Verizon Reimbursement Fallout May Be Minimal, Despite $90 Million Payout

As Verizon Wireless begins a massive customer reimbursement campaign, it's unclear how much public opinion of the carrier, which tends to top service surveys, will sway.

As Verizon Wireless begins reimbursing approximately 15 million customers for erroneous, data-related charges, it remains unclear what the repercussions - if any - will be for the carrier, beyond the $30 million to $90 million the reimbursements are estimated to total.

On Oct. 3, The New York Times reported that Verizon customers without data plans had been charged $1.99 on one or more occasions, either due to software on the phones or because they had accidentally launched the device's browser. According to the Times, Verizon was aware of the issue for some time, as some customers had complained about it, but "played down the issue" in a December 2009 letter to the FCC (Federal Communications Commission).

In an official response from Verizon that same day, however, Mary Coyne, Verizon's deputy general counsel, said Verizon had already addressed the problems that led to the issue. "When we identify errors, we remedy them as quickly as possible," Coyne said in the statement. "Our goal is to maintain our customers' trust and ensure they receive the best experience possible."

The FCC responded with its own statement, in which FCC Enforcement Bureau Chief Michele Ellison said she was glad to see Verizon addressing the matter, but questioned "why it took Verizon two years to reimburse its customers and why greater disclosure and other corrective actions did not come much, much sooner."

Consumer watchdog Consumer Reports - while pointing out how highly Verizon tends to score on subscriber surveys - wrote in an Oct. 4 blog post that the potential public relations fallout from the refund situation could possibly be "the largest in U.S. telecom history." Analysts, however, suggest Verizon may not suffer much damage to its reputation - or may even use the situation to its advantage.
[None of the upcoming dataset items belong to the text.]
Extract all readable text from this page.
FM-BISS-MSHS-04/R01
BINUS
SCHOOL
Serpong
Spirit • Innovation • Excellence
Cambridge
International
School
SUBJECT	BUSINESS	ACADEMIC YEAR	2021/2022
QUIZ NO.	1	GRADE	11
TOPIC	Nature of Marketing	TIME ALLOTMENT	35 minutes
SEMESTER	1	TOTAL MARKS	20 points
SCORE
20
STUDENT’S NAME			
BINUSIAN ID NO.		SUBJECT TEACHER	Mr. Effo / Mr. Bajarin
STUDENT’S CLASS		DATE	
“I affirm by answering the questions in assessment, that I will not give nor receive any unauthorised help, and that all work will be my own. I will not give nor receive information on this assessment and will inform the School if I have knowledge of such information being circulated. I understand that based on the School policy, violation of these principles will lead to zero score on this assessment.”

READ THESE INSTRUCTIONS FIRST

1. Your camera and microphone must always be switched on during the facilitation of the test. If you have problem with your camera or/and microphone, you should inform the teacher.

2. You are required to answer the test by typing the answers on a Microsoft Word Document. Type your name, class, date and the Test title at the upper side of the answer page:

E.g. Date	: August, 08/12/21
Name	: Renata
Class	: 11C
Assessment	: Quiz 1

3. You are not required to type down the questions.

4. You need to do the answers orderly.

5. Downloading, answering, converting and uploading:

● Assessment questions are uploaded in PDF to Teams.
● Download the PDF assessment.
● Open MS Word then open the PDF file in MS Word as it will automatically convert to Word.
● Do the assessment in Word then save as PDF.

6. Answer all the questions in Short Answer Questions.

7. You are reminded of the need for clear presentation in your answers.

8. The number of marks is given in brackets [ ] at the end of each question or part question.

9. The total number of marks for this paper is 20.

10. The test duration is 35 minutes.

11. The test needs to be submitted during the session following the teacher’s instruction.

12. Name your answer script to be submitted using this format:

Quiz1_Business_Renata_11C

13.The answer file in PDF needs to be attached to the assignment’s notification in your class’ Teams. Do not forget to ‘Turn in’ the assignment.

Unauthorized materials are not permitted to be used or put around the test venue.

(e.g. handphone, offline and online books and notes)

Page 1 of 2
"I really don't think that this will be a big deal for Verizon except in the very short term," analyst Ken Hyers, with Technology Business Research, told eWEEK. "Even though about 15 million customers are affected, the amounts per customer are pretty small - $2 to $6 per subscriber. Provided Verizon moves quickly to identify and reimburse those customers, I think most will not be unhappy."

Hyers continued, "In fact, since most of those subscribers are apparently unaware that they are owed for improperly billed data fees, a speedy reimbursement by Verizon could actually work in the operator's favor since customers will get the impression that Verizon is proactively refunding them money that some customers don't even realize they are owed."

Consumer Reports writes that it's currently compiling the latest version of its cell service ratings report, which goes into more detail about how carriers respond to consumer complaints about their bills.

"Given the practices that came to light over the weekend," states the blog post, "we'll be especially curious about how Verizon fares in those responses."

Working in Verizon's favor may be a general feeling amongst consumers that such practices could as easily happen with any carrier. "Bill shock" or sudden extra charges, has been an ongoing subject of interest for the FCC, and according to the Washington Post, in mid-October the FCC plans to propose a regulation requiring cell phone users to receive text message alerts when they incur an increase in charges or fees.

"It's definitely caveat emptor with any wireless company. However, the public has learned to live with this type of inconvenience, which is outweighed by the practicality of mobile phones," analyst Roger Kay, with Endpoint Technologies, told eWEEK. "The Byzantine phone bills certainly support the carriers' goal of raising customers' monthly fees over time. Customers are essentially aware of this, but tolerate it."

Hyers likened the scenario to credit card billing. "Operators try to be proactive," he said, "but ultimately consumers still need to monitor their own bills each month to make sure that they aren't charged for services that they didn't use."